There are some that still make me laugh so hard or groan with delight because they are so punny or that some, with just a few words, can convey such beautiful imagery.
Like this one: “Music washes away from the soul the dust of everyday life.” I always picture a weather-worn, tired farmer, coming in from the fields, smacking his dusty hat against his equally dusty overalls, and then suddenly noticing that the radio or a stereo in the farmhouse is playing whatever may be his favorite music, and then an ear-to-ear smile splits his face with joy. Isn’t that a lovely quote and an even lovelier image?
Or this quote said by a long-ago friend of mine after he had read my small collection of quotes about unicorns: “Despite their magical mystery and beauty, unicorn shit still stinks.” That one always makes me laugh so hard! Unicorns are always portrayed, both in words and images, as dainty, mystical, beauteous creatures who will not deign to associate or prance amongst the majority of us peons…and yet, if indeed they are real, well, they have to crap sometime and somewhere, right? It’s that juxtaposition of those images that makes me laugh: the mythical beauty versus the stinky, harsh reality.
I love good writing and good music. And what amazes me about both is that with so few letters of the alphabet and with so few musical notes, wonderful images and imagery have been made that will make you soar, that will immediately create emotions, sometimes overwhelmingly so. And all with so few tools.
But that is also true for other things as well. A master craftsman can create beautifully carved furniture or artwork with just a few chisels and rasps; a painter can create masterpieces with just a few drops of paint and brushes. Maybe what is so amazing is not the few tools required but that humans have had such a long, long history of creating such masterpieces in art, writing and music, etc., with those few required tools.
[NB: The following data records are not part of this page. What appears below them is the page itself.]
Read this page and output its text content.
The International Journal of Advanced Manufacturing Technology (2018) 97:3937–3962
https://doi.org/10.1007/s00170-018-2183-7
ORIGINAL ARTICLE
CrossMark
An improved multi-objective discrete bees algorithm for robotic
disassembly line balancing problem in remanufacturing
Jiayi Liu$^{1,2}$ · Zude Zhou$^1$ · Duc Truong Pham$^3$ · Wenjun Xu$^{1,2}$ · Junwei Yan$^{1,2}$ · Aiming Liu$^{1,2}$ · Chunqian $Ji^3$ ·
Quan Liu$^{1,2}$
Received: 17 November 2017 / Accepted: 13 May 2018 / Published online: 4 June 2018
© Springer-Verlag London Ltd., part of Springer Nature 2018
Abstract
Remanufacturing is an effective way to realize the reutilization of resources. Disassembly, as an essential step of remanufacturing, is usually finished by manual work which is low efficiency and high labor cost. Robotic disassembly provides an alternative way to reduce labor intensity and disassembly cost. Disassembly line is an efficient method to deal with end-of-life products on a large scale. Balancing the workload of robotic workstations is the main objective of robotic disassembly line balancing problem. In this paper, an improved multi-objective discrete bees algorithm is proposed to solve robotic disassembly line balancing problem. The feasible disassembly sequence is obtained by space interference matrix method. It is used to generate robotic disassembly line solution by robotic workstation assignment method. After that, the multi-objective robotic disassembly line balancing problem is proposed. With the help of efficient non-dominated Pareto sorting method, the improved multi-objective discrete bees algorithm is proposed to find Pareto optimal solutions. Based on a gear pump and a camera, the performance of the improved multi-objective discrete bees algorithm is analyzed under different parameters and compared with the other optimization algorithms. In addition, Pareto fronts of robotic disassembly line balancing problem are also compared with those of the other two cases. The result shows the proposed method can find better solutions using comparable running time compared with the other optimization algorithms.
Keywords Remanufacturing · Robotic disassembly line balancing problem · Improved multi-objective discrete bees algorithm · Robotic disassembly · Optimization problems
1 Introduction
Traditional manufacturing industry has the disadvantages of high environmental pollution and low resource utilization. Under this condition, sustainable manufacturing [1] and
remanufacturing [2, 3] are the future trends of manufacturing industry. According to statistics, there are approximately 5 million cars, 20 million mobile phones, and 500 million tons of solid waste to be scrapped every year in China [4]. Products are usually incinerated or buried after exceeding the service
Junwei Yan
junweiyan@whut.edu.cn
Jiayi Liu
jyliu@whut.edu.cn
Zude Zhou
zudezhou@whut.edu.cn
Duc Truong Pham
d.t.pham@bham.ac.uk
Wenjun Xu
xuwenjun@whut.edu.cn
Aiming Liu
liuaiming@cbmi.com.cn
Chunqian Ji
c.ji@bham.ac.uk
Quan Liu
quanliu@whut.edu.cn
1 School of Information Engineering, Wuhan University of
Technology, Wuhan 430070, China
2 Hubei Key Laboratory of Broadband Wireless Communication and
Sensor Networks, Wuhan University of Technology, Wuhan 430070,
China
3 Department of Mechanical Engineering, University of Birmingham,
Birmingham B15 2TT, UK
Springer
And that gives me hope for our future. Our sun, in a few billion years or so, will eventually consume our planet and fade from glory. Hopefully we will have transferred the best of our Earth to another hospitable planet before that occurs. But what I think is even more wonderful is that somehow, some way, humans will still, with just a few tools, be able to create wonderful words, wonderful music, wonderful artwork that will live on again.